QSSI had never written anything that was that scalable. Why would they know how to make it scalable? Even teams who do write things that are that scalable don’t know how to make the next one that scalable because there are always differences.

You cannot rely on coders to make something scalable. They code and then you rely on testing to make it scalable. Scalability and performance testing tells you where your problems and bottlenecks are. The government’s subcontractors failed to do that.

Now, the President shouldn’t know that level of detail; arguably, even the head of Health and Human Services shouldn’t be at that level of detail. But it’s a real wakeup call to everybody that you shouldn’t be putting apps out there without functional, performance, and security testing. It doesn’t matter if you’re a big brand or a small brand; you’ll destroy your brand if something goes wrong.

What do you mean, specifically, when you talk about security with regard to apps?

I’m talking about app penetration—the ability to penetrate an app. Forget the network; that is pretty well secure these days. But app security, app penetration, has become the number one issue in the last two or three years.

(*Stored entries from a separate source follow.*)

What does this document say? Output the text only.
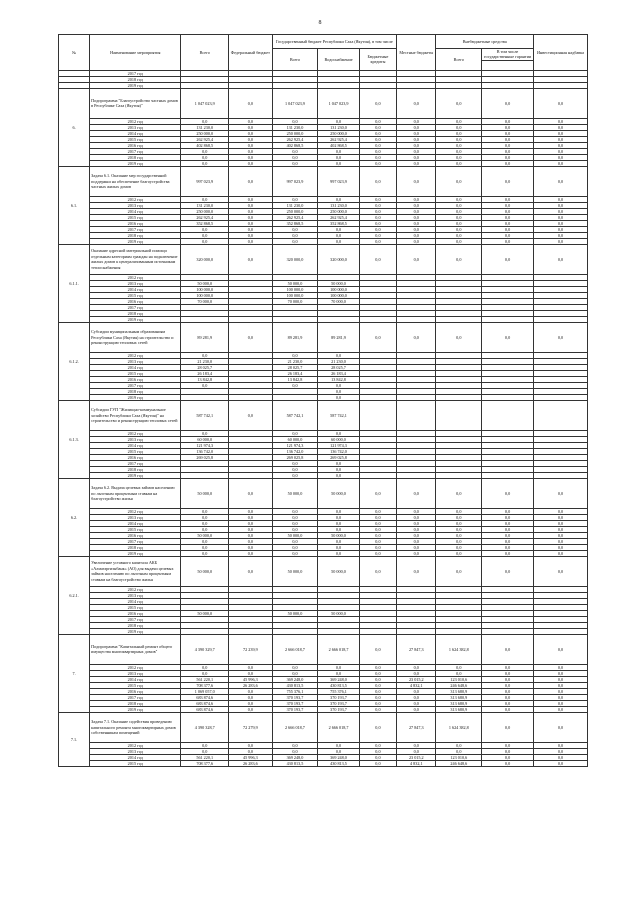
8
№	Наименование мероприятия	Всего	Федеральный бюджет	Государственный бюджет Республики Саха (Якутия), в том числе			Местные бюджеты	Внебюджетные средства		Инвестиционная надбавка
				Всего	Водоснабжение	Бюджетные кредиты		Всего	В том числе государственные гарантии	

	2017 год									
	2018 год									
	2019 год									
6.	Подпрограмма "Благоустройство частных домов в Республике Саха (Якутия)"	1 047 023,9	0,0	1 047 023,9	1 047 023,9	0,0	0,0	0,0	0,0	0,0
	2012 год	0,0	0,0	0,0	0,0	0,0	0,0	0,0	0,0	0,0
	2013 год	131 230,0	0,0	131 230,0	131 230,0	0,0	0,0	0,0	0,0	0,0
	2014 год	250 000,0	0,0	250 000,0	250 000,0	0,0	0,0	0,0	0,0	0,0
	2015 год	262 925,4	0,0	262 925,4	262 925,4	0,0	0,0	0,0	0,0	0,0
	2016 год	402 868,5	0,0	402 868,5	402 868,5	0,0	0,0	0,0	0,0	0,0
	2017 год	0,0	0,0	0,0	0,0	0,0	0,0	0,0	0,0	0,0
	2018 год	0,0	0,0	0,0	0,0	0,0	0,0	0,0	0,0	0,0
	2019 год	0,0	0,0	0,0	0,0	0,0	0,0	0,0	0,0	0,0
6.1.	Задача 6.1. Оказание мер государственной поддержки на обеспечение благоустройства частных жилых домов	997 023,9	0,0	997 023,9	997 023,9	0,0	0,0	0,0	0,0	0,0
	2012 год	0,0	0,0	0,0	0,0	0,0	0,0	0,0	0,0	0,0
	2013 год	131 230,0	0,0	131 230,0	131 230,0	0,0	0,0	0,0	0,0	0,0
	2014 год	250 000,0	0,0	250 000,0	250 000,0	0,0	0,0	0,0	0,0	0,0
	2015 год	262 925,4	0,0	262 925,4	262 925,4	0,0	0,0	0,0	0,0	0,0
	2016 год	352 868,5	0,0	352 868,5	352 868,5	0,0	0,0	0,0	0,0	0,0
	2017 год	0,0	0,0	0,0	0,0	0,0	0,0	0,0	0,0	0,0
	2018 год	0,0	0,0	0,0	0,0	0,0	0,0	0,0	0,0	0,0
	2019 год	0,0	0,0	0,0	0,0	0,0	0,0	0,0	0,0	0,0
6.1.1.	Оказание адресной материальной помощи отдельным категориям граждан на подключение жилых домов к централизованным источникам теплоснабжения	320 000,0	0,0	320 000,0	320 000,0	0,0	0,0	0,0	0,0	0,0
	2012 год									
	2013 год	50 000,0		50 000,0	50 000,0					
	2014 год	100 000,0		100 000,0	100 000,0					
	2015 год	100 000,0		100 000,0	100 000,0					
	2016 год	70 000,0		70 000,0	70 000,0					
	2017 год									
	2018 год									
	2019 год									
6.1.2.	Субсидии муниципальным образованиям Республики Саха (Якутия) на строительство и реконструкцию тепловых сетей	89 281,9	0,0	89 281,9	89 281,9	0,0	0,0	0,0	0,0	0,0
	2012 год	0,0		0,0	0,0					
	2013 год	21 230,0		21 230,0	21 230,0					
	2014 год	28 025,7		28 025,7	28 025,7					
	2015 год	26 183,4		26 183,4	26 183,4					
	2016 год	13 842,8		13 842,8	13 842,8					
	2017 год	0,0		0,0	0,0					
	2018 год				0,0					
	2019 год				0,0					
6.1.3.	Субсидии ГУП "Жилищно-коммунальное хозяйство Республики Саха (Якутия)" на строительство и реконструкцию тепловых сетей	587 742,1	0,0	587 742,1	587 742,1					
	2012 год	0,0		0,0	0,0					
	2013 год	60 000,0		60 000,0	60 000,0					
	2014 год	121 974,3		121 974,3	121 974,3					
	2015 год	136 742,0		136 742,0	136 742,0					
	2016 год	269 025,8		269 025,8	269 025,8					
	2017 год			0,0	0,0					
	2018 год			0,0	0,0					
	2019 год			0,0	0,0					
6.2.	Задача 6.2. Выдача целевых займов населению по льготным процентным ставкам на благоустройство жилья	50 000,0	0,0	50 000,0	50 000,0	0,0	0,0	0,0	0,0	0,0
	2012 год	0,0	0,0	0,0	0,0	0,0	0,0	0,0	0,0	0,0
	2013 год	0,0	0,0	0,0	0,0	0,0	0,0	0,0	0,0	0,0
	2014 год	0,0	0,0	0,0	0,0	0,0	0,0	0,0	0,0	0,0
	2015 год	0,0	0,0	0,0	0,0	0,0	0,0	0,0	0,0	0,0
	2016 год	50 000,0	0,0	50 000,0	50 000,0	0,0	0,0	0,0	0,0	0,0
	2017 год	0,0	0,0	0,0	0,0	0,0	0,0	0,0	0,0	0,0
	2018 год	0,0	0,0	0,0	0,0	0,0	0,0	0,0	0,0	0,0
	2019 год	0,0	0,0	0,0	0,0	0,0	0,0	0,0	0,0	0,0
6.2.1.	Увеличение уставного капитала АКБ «Алмазэргиэнбанк» (АО) для выдачи целевых займов населению по льготным процентным ставкам на благоустройство жилья	50 000,0	0,0	50 000,0	50 000,0	0,0	0,0	0,0	0,0	0,0
	2012 год									
	2013 год									
	2014 год									
	2015 год									
	2016 год	50 000,0		50 000,0	50 000,0					
	2017 год									
	2018 год									
	2019 год									
7.	Подпрограмма "Капитальный ремонт общего имущества многоквартирных домов"	4 390 329,7	72 239,9	2 666 018,7	2 666 018,7	0,0	27 847,3	1 624 382,8	0,0	0,0
	2012 год	0,0	0,0	0,0	0,0	0,0	0,0	0,0	0,0	0,0
	2013 год	0,0	0,0	0,0	0,0	0,0	0,0	0,0	0,0	0,0
	2014 год	561 220,1	45 996,3	369 248,0	369 248,0	0,0	23 015,2	123 010,6	0,0	0,0
	2015 год	708 377,6	26 283,6	430 813,5	430 813,5	0,0	4 832,1	246 648,6	0,0	0,0
	2016 год	1 069 057,0	0,0	755 376,1	755 376,1	0,0	0,0	313 680,9	0,0	0,0
	2017 год	683 874,6	0,0	370 193,7	370 193,7	0,0	0,0	313 680,9	0,0	0,0
	2018 год	683 874,6	0,0	370 193,7	370 193,7	0,0	0,0	313 680,9	0,0	0,0
	2019 год	683 874,6	0,0	370 193,7	370 193,7	0,0	0,0	313 680,9	0,0	0,0
7.1.	Задача 7.1. Оказание содействия проведению капитального ремонта многоквартирных домов собственникам помещений	4 390 328,7	72 279,9	2 666 018,7	2 666 018,7	0,0	27 847,3	1 624 382,8	0,0	0,0
	2012 год	0,0	0,0	0,0	0,0	0,0	0,0	0,0	0,0	0,0
	2013 год	0,0	0,0	0,0	0,0	0,0	0,0	0,0	0,0	0,0
	2014 год	561 220,1	45 996,3	369 248,0	369 248,0	0,0	23 015,2	123 010,6	0,0	0,0
	2015 год	708 377,6	26 283,6	430 813,5	430 813,5	0,0	4 832,1	246 648,6	0,0	0,0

Over 85 percent of break-ins occur at the app level, not the network level. And the reason is that the app has access to your full database—proprietary information, customer information, credit card information. Of course the app has to have access to that, because that’s what the app was built to do: interact with that. If you can break into the app as the bad guy you can get all the good stuff and you don’t have to break into the network, which is really hard now.

So app penetration testing should always be done. It’s called “white hat testing.” We happen to do that as a feature of our performance testing. Other companies do that too.

You do functionality testing to make sure it functions as you want, you do performance testing to make sure it scales and that it has reasonable transaction times that scale. Performance testing will show the scalability index; it shows that the app slows down at certain levels. But if it slows beyond a certain point—like a few seconds to respond—then customers leave. And they don’t just leave your app, they leave your brand.

And then there’s security testing, because app penetration is the way people steal your goods. They’re going to try to break in.

What about some of the more publicized break-ins lately. For instance, was the Target security debacle due to an app penetration?

No, that was a very unusual situation. There, your credit card was safe if you used their app. It wasn’t safe if you used their stores. That’s because their POC terminals where you swipe your credit card have an open source real time operating system. Everybody had access to the source code, so it was very easy to break into the Target system and drop in a little code so that every time someone swiped a credit card it sent information to the bad guys about your card. It was quite insidious.

Fair warning to all: All of your systems that take that information may not be secure. In this case it wasn’t the web app that was the problem, it was the actual hard credit card reader in the stores.

What’s an example of an app fail at the small business level?

I have many. For instance, I had a client that was not a huge business launch an app that was a contest for their users—not simply a commerce app. The whole thing slowed down so much that it turned into really, really bad reviews for them. What could have been a great, exciting product launch turned into a disaster. I also have examples of very large businesses, such as of a bank that didn’t handle something correctly so you could see other people’s account information on your app. It only happened when you had 5,000 concurrent users.

I want to educate small businesses that they need to consider the Q/A in app development. Whether they become customers of ours is not material. It’s important to teach the world that you can’t just write this stuff and walk away.